Giuseppe Venezia a été pendant de longues années premier violon dans l’orchestre de Santa Cecilia à Rome, puis est revenu à Tunis dans les années 70, en devenant kappelmeister de l’orchestre de la Ville de Tunis. Sant, Gurrisi, De Carlo (e Boccanera, facétieux bassoniste, et bien d’autres) ont constitué l’ossature du grand orchestre symphonique de Tunis, reconstitué par Luis Gava en 1946, puis, après sa dissolution en 1957/58, de l’orchestre du Centre Culturel International, voulu par Cecil Hourani, créé par Anis Fulheian, qui a cessé son activité en 1969.

Après la disparition du Théâtre Rossini, de toute manière, la vie culturelle italienne dans le domaine musical se confond et se fond avec celle de tous les autres strates de la population cosmopolite de Tunis, avec sans doute une empreinte plus particulièrement française. La période allant de 1947, c’est à dire de la date de pleine reprise de l’activité musicale, opéristique, concertiste et chambriste, à nos jours pourrait probablement et utilement faire l’objet d’une publication ultérieure.

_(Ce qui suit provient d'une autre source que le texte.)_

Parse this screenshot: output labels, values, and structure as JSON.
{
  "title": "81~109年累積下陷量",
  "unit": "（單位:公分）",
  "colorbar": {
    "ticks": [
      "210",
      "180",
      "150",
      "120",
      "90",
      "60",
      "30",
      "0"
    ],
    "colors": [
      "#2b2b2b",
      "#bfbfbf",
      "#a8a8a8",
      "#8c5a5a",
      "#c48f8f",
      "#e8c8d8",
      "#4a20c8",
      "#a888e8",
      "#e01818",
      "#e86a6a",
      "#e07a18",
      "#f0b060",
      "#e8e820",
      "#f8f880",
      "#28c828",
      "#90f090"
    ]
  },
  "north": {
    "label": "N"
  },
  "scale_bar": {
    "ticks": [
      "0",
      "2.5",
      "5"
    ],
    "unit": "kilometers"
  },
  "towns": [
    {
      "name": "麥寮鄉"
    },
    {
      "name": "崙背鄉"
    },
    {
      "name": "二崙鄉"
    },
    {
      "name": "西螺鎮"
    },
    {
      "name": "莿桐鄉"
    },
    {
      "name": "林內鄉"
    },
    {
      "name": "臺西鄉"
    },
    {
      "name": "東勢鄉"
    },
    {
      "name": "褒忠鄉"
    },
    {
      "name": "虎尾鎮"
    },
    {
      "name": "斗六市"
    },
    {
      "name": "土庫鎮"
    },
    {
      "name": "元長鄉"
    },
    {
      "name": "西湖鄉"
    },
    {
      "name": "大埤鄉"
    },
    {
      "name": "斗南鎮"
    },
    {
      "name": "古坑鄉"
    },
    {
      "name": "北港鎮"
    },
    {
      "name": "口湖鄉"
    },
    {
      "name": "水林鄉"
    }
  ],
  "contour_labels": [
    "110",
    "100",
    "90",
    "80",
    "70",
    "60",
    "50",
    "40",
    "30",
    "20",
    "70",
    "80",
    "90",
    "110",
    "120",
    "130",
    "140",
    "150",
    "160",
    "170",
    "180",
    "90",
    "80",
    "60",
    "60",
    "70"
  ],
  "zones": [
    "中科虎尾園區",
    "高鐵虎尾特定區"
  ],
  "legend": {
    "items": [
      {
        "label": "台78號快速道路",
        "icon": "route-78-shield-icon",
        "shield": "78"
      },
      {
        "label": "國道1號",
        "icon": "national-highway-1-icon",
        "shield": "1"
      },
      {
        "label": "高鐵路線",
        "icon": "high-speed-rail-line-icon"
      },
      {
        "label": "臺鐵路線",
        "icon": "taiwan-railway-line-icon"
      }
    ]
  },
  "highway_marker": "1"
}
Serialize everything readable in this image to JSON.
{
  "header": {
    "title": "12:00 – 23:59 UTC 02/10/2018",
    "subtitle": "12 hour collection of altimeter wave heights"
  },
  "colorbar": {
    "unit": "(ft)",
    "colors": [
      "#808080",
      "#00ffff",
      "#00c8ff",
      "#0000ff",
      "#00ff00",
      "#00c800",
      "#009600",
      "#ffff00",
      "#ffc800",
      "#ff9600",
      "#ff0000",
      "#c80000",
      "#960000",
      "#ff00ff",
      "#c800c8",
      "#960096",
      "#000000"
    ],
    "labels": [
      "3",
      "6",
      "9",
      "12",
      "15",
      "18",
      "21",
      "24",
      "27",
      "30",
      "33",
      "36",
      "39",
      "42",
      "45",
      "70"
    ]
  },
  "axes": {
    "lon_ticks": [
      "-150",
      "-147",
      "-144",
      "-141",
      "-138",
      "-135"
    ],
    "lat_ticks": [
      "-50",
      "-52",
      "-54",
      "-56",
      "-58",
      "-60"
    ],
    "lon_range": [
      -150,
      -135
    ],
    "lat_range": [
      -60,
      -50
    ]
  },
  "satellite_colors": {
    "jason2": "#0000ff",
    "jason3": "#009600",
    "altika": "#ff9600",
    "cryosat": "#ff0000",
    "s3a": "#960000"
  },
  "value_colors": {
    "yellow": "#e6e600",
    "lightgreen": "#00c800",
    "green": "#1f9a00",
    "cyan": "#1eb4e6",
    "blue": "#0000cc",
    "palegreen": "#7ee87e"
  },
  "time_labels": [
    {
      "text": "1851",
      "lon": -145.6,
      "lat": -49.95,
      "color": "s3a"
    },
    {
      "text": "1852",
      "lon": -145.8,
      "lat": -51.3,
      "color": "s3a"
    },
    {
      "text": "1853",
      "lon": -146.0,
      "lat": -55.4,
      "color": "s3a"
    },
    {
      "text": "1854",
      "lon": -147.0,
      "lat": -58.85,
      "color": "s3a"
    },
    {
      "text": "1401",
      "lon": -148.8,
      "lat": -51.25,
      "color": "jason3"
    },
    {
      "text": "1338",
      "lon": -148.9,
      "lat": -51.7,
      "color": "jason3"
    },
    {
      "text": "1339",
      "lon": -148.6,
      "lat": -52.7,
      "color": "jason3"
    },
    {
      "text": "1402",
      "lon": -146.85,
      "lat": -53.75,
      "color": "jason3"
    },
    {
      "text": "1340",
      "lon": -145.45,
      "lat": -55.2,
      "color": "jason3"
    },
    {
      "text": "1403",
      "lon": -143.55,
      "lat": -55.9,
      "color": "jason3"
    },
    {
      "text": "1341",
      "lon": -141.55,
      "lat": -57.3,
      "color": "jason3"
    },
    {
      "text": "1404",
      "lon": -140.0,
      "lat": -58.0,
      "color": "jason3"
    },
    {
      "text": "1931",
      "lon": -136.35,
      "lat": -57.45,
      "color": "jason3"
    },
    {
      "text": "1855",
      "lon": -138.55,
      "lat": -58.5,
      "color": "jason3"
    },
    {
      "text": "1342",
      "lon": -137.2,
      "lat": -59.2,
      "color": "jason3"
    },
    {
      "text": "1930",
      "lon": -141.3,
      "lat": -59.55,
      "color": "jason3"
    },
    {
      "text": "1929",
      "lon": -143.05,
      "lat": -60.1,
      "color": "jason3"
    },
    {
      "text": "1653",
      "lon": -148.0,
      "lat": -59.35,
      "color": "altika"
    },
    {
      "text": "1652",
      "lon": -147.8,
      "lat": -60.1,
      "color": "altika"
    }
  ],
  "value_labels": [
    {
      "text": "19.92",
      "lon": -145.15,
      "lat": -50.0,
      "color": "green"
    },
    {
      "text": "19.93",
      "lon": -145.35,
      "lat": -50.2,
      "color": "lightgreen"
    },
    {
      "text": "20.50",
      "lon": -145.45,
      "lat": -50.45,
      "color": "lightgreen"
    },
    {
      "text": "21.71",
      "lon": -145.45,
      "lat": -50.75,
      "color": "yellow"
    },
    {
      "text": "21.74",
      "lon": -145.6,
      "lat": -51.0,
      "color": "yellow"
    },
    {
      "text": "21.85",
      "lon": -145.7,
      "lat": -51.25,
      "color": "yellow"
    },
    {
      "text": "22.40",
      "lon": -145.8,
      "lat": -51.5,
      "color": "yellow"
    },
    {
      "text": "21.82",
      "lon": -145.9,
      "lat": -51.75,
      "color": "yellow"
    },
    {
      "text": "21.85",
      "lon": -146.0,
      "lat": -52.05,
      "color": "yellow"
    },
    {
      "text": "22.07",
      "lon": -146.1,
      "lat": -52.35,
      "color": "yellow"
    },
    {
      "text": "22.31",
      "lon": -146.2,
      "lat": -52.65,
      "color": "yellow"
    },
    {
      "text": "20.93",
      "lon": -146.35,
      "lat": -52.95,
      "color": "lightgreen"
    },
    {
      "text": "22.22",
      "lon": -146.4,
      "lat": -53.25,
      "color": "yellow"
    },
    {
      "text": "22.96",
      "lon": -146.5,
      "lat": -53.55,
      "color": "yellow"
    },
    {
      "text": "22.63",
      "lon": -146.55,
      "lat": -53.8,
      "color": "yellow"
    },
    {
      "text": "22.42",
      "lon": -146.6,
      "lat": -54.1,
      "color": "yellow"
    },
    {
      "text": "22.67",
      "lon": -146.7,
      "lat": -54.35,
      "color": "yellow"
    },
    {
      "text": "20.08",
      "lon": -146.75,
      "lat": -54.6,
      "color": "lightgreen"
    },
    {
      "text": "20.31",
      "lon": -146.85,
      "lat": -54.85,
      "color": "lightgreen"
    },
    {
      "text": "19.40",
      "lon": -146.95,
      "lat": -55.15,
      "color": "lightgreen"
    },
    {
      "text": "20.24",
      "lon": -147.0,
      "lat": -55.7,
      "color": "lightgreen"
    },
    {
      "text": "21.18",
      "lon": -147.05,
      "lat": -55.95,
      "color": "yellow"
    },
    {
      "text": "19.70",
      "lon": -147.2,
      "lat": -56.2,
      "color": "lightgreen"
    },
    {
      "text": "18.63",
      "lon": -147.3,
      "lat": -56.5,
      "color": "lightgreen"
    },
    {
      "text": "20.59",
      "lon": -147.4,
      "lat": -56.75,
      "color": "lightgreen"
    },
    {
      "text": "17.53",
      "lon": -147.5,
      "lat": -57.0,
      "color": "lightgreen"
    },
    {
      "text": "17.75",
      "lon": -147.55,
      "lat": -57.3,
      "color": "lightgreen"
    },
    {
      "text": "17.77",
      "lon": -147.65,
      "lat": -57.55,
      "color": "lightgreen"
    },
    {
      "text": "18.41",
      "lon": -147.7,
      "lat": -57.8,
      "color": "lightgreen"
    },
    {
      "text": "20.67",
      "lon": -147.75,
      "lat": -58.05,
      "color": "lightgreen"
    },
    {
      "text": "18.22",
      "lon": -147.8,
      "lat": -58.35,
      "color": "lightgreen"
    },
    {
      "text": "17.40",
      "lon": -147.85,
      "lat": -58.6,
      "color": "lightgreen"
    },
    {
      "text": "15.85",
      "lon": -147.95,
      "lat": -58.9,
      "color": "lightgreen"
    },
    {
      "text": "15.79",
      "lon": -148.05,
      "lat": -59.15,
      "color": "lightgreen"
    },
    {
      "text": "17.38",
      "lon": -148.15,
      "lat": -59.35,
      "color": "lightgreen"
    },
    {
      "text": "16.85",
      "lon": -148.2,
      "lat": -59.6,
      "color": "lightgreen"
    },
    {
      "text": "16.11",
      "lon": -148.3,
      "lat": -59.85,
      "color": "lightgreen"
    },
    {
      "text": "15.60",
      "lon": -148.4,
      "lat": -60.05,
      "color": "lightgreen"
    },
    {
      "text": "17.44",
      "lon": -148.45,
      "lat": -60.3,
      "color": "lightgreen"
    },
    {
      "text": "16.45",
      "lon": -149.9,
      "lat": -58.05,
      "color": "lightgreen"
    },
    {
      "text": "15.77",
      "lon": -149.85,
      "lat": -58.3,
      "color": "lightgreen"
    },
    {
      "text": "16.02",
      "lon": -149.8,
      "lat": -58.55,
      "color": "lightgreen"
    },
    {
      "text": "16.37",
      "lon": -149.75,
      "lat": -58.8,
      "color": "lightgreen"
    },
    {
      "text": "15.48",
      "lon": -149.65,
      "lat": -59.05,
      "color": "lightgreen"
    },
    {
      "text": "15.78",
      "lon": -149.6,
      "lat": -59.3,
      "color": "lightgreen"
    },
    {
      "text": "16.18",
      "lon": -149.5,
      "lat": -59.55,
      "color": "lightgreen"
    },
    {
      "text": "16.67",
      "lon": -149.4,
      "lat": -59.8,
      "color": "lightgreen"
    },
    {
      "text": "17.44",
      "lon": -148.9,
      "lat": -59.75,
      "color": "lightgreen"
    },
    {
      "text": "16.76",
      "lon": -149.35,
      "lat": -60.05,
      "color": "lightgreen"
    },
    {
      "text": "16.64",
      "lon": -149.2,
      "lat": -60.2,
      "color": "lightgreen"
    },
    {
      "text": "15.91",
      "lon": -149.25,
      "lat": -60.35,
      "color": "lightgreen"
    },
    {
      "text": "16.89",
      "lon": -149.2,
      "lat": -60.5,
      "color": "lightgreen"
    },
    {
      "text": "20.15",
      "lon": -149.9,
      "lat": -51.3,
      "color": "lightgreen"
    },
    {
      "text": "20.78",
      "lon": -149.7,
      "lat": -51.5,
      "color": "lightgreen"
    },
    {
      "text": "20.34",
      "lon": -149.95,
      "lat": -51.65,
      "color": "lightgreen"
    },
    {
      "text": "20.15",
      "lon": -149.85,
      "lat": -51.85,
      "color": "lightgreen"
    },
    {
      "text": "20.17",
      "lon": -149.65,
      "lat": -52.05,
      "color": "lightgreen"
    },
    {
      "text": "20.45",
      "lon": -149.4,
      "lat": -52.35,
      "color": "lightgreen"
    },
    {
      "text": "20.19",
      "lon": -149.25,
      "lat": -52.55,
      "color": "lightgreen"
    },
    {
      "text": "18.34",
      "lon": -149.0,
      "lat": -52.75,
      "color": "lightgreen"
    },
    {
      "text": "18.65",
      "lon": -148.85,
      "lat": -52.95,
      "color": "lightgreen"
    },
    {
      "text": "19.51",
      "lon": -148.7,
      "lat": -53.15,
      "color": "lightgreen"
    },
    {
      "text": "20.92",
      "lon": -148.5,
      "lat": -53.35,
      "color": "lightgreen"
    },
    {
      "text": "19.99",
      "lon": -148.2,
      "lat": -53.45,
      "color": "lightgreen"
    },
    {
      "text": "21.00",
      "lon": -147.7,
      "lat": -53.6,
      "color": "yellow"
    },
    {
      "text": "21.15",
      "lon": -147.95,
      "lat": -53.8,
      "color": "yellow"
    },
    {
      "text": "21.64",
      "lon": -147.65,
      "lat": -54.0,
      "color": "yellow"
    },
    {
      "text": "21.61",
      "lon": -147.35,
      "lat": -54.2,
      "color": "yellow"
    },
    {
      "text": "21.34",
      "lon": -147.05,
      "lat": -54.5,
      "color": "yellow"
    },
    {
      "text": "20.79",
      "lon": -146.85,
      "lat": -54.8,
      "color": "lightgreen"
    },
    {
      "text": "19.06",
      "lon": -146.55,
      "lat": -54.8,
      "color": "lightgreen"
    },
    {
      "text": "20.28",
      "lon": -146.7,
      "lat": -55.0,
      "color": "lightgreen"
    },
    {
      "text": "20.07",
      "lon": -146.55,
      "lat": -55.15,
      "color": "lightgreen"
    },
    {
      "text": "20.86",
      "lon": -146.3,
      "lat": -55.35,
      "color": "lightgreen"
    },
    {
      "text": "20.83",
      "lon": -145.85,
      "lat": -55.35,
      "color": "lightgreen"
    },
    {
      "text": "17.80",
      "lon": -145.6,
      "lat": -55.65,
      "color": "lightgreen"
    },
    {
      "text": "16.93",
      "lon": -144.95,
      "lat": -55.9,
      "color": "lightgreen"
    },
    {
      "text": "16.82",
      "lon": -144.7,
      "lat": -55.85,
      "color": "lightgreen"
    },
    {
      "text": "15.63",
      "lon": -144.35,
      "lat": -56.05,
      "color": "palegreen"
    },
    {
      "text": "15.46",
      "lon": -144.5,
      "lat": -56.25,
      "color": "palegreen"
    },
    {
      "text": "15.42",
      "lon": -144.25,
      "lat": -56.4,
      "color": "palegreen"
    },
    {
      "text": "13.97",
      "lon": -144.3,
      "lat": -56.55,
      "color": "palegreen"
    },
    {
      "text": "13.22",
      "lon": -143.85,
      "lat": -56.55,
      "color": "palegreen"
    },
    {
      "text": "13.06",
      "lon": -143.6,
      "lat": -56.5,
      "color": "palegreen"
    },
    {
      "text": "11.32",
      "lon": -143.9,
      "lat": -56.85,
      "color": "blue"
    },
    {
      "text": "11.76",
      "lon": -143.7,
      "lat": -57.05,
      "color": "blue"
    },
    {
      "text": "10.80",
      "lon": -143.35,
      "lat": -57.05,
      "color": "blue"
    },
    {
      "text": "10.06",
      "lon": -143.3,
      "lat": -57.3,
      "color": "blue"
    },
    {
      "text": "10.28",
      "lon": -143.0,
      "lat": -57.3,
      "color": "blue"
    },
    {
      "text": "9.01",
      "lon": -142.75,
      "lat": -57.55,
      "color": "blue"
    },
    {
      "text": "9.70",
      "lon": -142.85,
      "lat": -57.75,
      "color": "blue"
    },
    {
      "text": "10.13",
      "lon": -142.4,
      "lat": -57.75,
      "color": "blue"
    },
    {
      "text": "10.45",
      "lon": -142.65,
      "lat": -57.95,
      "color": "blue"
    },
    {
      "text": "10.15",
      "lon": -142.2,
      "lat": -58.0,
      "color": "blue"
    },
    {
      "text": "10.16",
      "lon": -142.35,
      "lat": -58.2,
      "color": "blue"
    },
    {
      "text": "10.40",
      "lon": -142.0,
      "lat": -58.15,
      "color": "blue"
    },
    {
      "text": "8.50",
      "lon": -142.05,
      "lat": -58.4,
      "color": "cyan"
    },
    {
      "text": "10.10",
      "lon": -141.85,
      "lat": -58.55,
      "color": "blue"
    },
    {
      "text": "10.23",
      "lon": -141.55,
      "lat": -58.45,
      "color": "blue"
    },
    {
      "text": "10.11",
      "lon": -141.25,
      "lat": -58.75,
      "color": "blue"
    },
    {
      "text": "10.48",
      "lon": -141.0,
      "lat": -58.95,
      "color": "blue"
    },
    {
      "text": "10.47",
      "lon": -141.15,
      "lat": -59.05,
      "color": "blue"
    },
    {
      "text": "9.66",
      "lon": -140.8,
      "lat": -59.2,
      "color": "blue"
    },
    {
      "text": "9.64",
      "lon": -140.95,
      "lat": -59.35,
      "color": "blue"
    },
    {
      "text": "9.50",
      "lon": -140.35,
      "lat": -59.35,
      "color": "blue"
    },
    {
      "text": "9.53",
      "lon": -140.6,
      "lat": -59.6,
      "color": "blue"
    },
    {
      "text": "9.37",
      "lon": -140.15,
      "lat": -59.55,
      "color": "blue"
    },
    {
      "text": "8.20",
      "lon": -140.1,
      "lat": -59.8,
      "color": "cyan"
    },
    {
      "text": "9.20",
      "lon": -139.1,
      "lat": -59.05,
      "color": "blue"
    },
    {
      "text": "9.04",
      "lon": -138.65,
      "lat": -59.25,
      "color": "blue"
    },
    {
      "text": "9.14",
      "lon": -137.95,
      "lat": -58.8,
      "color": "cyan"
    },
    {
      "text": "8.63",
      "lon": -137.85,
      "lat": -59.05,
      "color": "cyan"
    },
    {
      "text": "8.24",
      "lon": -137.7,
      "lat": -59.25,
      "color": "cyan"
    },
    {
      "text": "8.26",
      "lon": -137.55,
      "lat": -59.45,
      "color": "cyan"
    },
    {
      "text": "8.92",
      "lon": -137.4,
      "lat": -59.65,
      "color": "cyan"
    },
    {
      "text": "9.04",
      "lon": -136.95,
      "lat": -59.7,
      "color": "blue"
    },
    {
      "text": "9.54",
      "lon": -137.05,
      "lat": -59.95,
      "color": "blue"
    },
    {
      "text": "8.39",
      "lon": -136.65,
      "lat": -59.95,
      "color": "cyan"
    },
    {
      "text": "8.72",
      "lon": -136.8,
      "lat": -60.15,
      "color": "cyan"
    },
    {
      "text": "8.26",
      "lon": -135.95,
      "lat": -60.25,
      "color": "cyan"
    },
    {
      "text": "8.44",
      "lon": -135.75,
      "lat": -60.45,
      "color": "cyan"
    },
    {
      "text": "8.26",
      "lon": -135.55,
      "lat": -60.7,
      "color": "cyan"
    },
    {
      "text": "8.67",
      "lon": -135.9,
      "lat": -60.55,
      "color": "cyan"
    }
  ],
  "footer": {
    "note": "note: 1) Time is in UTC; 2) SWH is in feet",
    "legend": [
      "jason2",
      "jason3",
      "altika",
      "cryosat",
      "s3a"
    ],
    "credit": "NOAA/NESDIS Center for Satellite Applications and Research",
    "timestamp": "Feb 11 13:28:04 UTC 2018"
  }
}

On ne peut pas taire, pendant ce long laps de temps, la dense activité de la « Dante Alighieri », créée en 1893, qui, en plus de l’œuvre infatigable accomplie pour maintenir l’italianité de la communauté qui résidait en Tunisie, pour lui consentir notamment de développer la connaissance de la littérature italienne, a eu un rôle considérable pour la diffusion et l’approfondissement de la culture musicale, en organisant des concerts aussi bien dans son siège primitif de la Rue Zarkoun, puis dans le nouveau et prestigieux siège bâti dans les années 1933/34 à la Rue Thiers (aujourd’hui Rue Ibn Khaldoun – ce siège fut mis sous séquestre en 1943 par les Autorités du Protectorat et attribué à l’Alliance Française, pour devenir après 1956 la Maison de la Culture Ibn Khaldoun). Le Conservatoire de Musique que la Dante Alighieri créa fut d’abord dirigé de manière remarquable par Madame Coen, venue expressément de Rome dans ce but, alors que son dernier directeur a été le Maestro Tito Aprea, qui fit une carrière prestigieuse après sont retour en Italie en 1943.
Ce Conservatoire a été fréquenté par de nombreux élèves non seulement italiens mais également appartenant aux Collectivités française et juive tunisienne, ce qui a permis à des enseignants souvent talentueux de former de très nombreux musiciens, dont plusieurs devinrent des professionnels très appréciés.

Il est évident qu’au cours des deux siècles écoulés la collectivité italienne a donné vie à une intense activité dans le domaine de la prose, avec la présence à certains moments de nombreuses compagnies d’acteurs amateurs enthousiastes, mais également grâce aux troupes venues d’Italie. Après 1939 ce fut le silence; vers 1950/51 reprit l’activité des compagnies d’amateurs, puis dans les années 1953/54 il y eut une timide reprise des tournées, mais elle ne fut pas durable. Je ne suis toutefois pas la personne la plus qualifiée pour parler de prose, et je serai heureux si d’autres que moi se proposaient d’explorer ce domaine très important dans la vie de notre collectivité. En ce qui concerne l’école, c’est là un domaine très vaste, qui est traité séparément par des spécialistes.

Les indications fournies ci-dessus sont certainement pleines de lacunes et insuffisamment précises. C’est pourquoi je les ai qualifiées de sommaires; elles ont surtout pour but de constituer les prémices à un travail collectif beaucoup plus approfondi.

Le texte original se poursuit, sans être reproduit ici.